US District Judge Andrew L. Carter has sentenced Abduraman Iseni, aka ‘Diamond,’ to 51 months in prison for masterminding a multi-year racketeering enterprise.
underground poker games and illicit sportsbooks
US Attorney for the Southern District of New York (SDNY), Damian Williams, announced the judge’s sentence on Tuesday. Iseni’s criminal acts connected to his sentence include hosting underground poker games and illicit sportsbooks.
The US Attorney’s Office SDNY took to Twitter Wednesday with news of the verdict:
In addition to his prison term, the judge also ordered Iseni to forfeit $349,000 and pay a $5,000 penalty. He must also serve three years of supervised release.
Iseni previously pleaded guilty to the eight charges in October 2021. The Staten Islander, whose underground gambling venues supported the criminal ring he controlled, had two prior federal convictions in SDNY for racketeering and money laundering.
Crooked Brooklyn network
According to the DOJ, Iseni’s racketeering venture ran from “in or about 2017 through 2020.” The 56-year-old’s prison sentence is also based on criminal offenses connected to money laundering, bank fraud, false statements to a bank, and threats.

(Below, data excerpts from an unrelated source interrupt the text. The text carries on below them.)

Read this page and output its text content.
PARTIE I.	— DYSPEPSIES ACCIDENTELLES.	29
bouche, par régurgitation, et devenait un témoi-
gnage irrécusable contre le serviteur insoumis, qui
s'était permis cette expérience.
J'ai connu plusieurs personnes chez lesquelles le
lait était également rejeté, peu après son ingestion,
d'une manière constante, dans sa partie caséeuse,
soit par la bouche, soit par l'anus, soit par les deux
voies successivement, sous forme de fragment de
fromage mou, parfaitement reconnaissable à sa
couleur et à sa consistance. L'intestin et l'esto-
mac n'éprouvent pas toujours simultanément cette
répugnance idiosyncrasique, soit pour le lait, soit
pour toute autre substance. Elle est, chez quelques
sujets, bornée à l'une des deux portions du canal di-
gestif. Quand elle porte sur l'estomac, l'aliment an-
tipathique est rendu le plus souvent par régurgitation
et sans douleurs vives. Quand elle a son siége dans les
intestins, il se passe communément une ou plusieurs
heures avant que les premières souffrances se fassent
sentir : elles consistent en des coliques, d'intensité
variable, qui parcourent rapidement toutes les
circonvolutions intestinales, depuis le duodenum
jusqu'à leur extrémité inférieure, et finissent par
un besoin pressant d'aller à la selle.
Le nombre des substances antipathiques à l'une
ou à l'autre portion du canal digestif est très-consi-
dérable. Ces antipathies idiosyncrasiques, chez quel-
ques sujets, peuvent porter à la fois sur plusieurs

Iseni masterminded a criminal ring, named the Diamond Enterprise. The kingpin extended his “protection, connections, and substantial influence in the criminal underworld” to other members of the ring in return for a cut of their ill-gained profits.
a network of illegal gambling parlors located across Brooklyn
Iseni ran his enterprise in part using the money flowing out of a network of illegal gambling parlors located across Brooklyn, named Sports Café, Friendly Café, and Oasis Café. The parlors hosted both illegal sportsbooks and underground poker games.
In order to hide the profits from these gambling establishments, the operation saw revenue laundered via multiple bank accounts.
Should have known better
In Tuesday’s news release, US Attorney Williams said having previously served over ten years in federal prison, Iseni should have known the “consequences of serious crimes.”
“Today’s sentence should send a message that this Office will make every effort to hold dangerous, recidivist felons to account,” Williams warned.